Добродушный Стивен лежит с открытыми глазами на своей койке. Ботинки сняты и с чисто фермерской аккуратностью поставлены в проходе. После одной злой шутки, автор которой до сих пор неизвестен, он получил легкое потрясение, после которого еще не оправился, и мы все чувствуем себя виноватыми перед ним.
Я уже от нечего делать опять принялся за фантастику. Оказывается, насколько я понял, здесь какие-то инопланетяне летят к Земле, а это уже совсем другое дело. Одно — когда земляне совершают посадку на незнакомой планете, и фантасту большой простор для выдумки, другое — когда посадка совершается на Земле, где особенно не развернешься и приходится порядком потрудиться, чтобы концовка получилась мало-мальски сносной. У подобной темы вся соль в концовке. И я догадываюсь, что парни, о которых я читаю, даже не увидят землян. Скорее всего, они будут находиться в другом измерении или окажутся сами настолько малыми, что землянам пришлось бы вооружиться микроскопом, чтобы обнаружить их звездолет в небольшой лужице на мокром бетоне космодрома. Что-то подобное уже встречалось.

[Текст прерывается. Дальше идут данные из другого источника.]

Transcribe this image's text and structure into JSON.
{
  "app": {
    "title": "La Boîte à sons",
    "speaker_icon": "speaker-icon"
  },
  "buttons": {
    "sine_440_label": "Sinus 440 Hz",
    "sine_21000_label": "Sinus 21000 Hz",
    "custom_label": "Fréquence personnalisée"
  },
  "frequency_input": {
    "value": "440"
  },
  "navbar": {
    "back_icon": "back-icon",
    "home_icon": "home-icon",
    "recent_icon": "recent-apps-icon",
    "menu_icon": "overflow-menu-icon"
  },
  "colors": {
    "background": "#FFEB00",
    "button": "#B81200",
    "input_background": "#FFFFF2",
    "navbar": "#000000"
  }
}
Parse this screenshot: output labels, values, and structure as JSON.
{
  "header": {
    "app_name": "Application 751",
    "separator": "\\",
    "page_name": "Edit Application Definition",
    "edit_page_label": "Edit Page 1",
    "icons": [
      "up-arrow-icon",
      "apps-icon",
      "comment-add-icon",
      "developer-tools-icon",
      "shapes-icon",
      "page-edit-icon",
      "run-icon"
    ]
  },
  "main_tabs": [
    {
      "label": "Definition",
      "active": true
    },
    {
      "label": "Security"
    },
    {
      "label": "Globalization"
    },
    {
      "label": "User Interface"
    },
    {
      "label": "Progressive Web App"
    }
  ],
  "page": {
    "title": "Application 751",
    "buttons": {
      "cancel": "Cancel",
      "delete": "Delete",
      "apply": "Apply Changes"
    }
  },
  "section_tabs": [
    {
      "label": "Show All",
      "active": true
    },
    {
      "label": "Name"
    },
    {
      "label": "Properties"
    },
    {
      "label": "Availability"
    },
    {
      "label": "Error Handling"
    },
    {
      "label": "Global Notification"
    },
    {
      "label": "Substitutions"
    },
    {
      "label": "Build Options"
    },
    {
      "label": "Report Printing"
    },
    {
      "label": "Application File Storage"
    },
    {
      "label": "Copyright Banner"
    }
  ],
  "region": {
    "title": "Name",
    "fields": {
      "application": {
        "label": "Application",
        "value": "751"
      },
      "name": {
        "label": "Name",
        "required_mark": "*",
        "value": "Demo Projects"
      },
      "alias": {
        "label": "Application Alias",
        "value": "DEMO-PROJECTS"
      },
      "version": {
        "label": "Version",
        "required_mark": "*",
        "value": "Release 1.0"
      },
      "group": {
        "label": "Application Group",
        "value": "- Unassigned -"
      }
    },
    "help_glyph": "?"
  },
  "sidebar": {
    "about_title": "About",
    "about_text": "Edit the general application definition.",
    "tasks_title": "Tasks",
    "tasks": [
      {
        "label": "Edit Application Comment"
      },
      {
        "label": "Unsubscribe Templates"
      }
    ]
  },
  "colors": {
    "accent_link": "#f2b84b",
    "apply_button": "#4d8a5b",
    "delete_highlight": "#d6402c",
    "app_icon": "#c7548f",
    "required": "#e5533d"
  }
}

«…Вот она — цель! — с голубым ореолом у кромки и белыми облаками над континентами и морями. Цель, которая придает смысл всем жертвам, принесенным ради ее достижения, и лишениям, испытанным в бездонных провалах космоса. И все это теперь в прошлом, таком далеком и туманном, оставленном на другом конце световых лет, что оно почти вытеснено из памяти интервалами циклов, похожими на ночи без сновидений…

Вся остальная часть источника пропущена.